The Scorpion doesn’t let anyone get in the way of its goals. Everything and anything trying to stop it from completing its ultimate quest gets stung.

I am this powerful Scorpion and I will sting anything trying to stop me from reaching happiness.

Strangely, feeling like a stunning deadly insect feels empowering. To be honest, hitting rock bottom for the second time was draining…. But the good thing about hitting rock bottom is that there’s only one way to go. I am now stronger than I have ever been. I am happy, I am strong and I am fierce… I am a Scorpion.

Try to cross me and I’ll be ruthless.

Tormented but Hopeful

And I’m looking at all the pictures online of those girls you know and I can’t help but wonder… is she or she or she one of the reasons why you left me? Her eyes seem like the kind you like… is this the case? Is her thin and tall body your new sanctuary? Is her voice your new safe haven?

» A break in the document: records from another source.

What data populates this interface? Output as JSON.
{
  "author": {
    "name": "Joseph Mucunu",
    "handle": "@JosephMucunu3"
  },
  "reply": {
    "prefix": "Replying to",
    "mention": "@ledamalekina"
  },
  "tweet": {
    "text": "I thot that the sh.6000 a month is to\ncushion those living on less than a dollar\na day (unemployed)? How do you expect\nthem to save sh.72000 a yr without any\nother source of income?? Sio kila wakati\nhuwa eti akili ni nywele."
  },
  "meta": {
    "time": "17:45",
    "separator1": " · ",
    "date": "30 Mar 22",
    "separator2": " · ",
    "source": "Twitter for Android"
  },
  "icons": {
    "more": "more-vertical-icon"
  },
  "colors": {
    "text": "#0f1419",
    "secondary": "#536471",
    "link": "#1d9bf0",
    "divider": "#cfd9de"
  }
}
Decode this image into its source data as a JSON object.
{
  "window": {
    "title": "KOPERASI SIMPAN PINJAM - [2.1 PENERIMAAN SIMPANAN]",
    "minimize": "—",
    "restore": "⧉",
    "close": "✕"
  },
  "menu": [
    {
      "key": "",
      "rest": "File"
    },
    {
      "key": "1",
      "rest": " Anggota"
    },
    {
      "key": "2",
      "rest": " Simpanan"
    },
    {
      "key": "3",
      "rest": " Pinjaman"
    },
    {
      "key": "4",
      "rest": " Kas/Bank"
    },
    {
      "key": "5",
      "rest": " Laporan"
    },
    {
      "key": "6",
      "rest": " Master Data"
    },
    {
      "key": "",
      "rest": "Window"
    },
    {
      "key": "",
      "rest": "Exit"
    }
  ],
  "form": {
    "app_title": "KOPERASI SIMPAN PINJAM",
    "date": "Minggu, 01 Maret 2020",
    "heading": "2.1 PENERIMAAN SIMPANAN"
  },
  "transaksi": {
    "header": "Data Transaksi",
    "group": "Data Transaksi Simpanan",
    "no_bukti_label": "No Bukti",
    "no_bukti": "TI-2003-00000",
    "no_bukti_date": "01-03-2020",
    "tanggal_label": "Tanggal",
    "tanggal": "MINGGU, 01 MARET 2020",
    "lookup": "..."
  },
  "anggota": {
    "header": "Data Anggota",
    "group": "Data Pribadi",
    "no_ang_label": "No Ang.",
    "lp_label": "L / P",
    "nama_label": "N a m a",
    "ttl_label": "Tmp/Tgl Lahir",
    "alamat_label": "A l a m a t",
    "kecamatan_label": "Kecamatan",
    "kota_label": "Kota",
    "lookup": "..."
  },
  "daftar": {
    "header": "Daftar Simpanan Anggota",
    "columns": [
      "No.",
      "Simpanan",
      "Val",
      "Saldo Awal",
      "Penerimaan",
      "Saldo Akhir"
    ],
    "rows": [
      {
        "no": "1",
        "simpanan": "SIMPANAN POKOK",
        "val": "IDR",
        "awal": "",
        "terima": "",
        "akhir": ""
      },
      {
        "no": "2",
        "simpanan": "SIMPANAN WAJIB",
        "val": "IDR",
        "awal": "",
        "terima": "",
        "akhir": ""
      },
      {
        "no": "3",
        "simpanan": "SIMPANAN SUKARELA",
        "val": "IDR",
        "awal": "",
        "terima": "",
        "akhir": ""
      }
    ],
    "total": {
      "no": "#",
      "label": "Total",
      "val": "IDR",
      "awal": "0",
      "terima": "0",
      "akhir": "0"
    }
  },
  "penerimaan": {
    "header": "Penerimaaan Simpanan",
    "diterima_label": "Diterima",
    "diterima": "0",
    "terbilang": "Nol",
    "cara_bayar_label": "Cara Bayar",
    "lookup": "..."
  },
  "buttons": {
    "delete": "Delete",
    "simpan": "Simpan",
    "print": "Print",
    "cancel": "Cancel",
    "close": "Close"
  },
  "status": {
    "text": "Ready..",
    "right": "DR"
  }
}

What is wrong with me? Why wasn’t I enough for you? Wasn’t my infinite love and support enough? It appears not… or you’d still be with me, you’d still love me. What more could I have done?

Thoughts like these torture me late at night when everyone else is asleep. Instead of dreaming, I’m awake thinking and wondering why I wasn’t enough and what went wrong. My voice echoes in my mind, repeating these questions again and again and again… My heart aches… I end up falling asleep around 2:30 in the morning, mostly from exhausting myself. Waking up has become a chore in itself. I wake up every morning and I am already tired. Every dreamless night strains my energy and my happiness. How much more do I have left? Despite that, I make myself busy, hoping that tonight won’t be the same, that my thoughts won’t torment me anymore. It’s a struggle but I put on a smile no matter what, hoping it won’t leave my face by the time the lights are out. Hope, I’ve realized, is the strongest force on earth and is, indeed, what keeps me alive and going every day that goes by.

Who knows? Maybe one of these days I will be able to effortlessly smile again.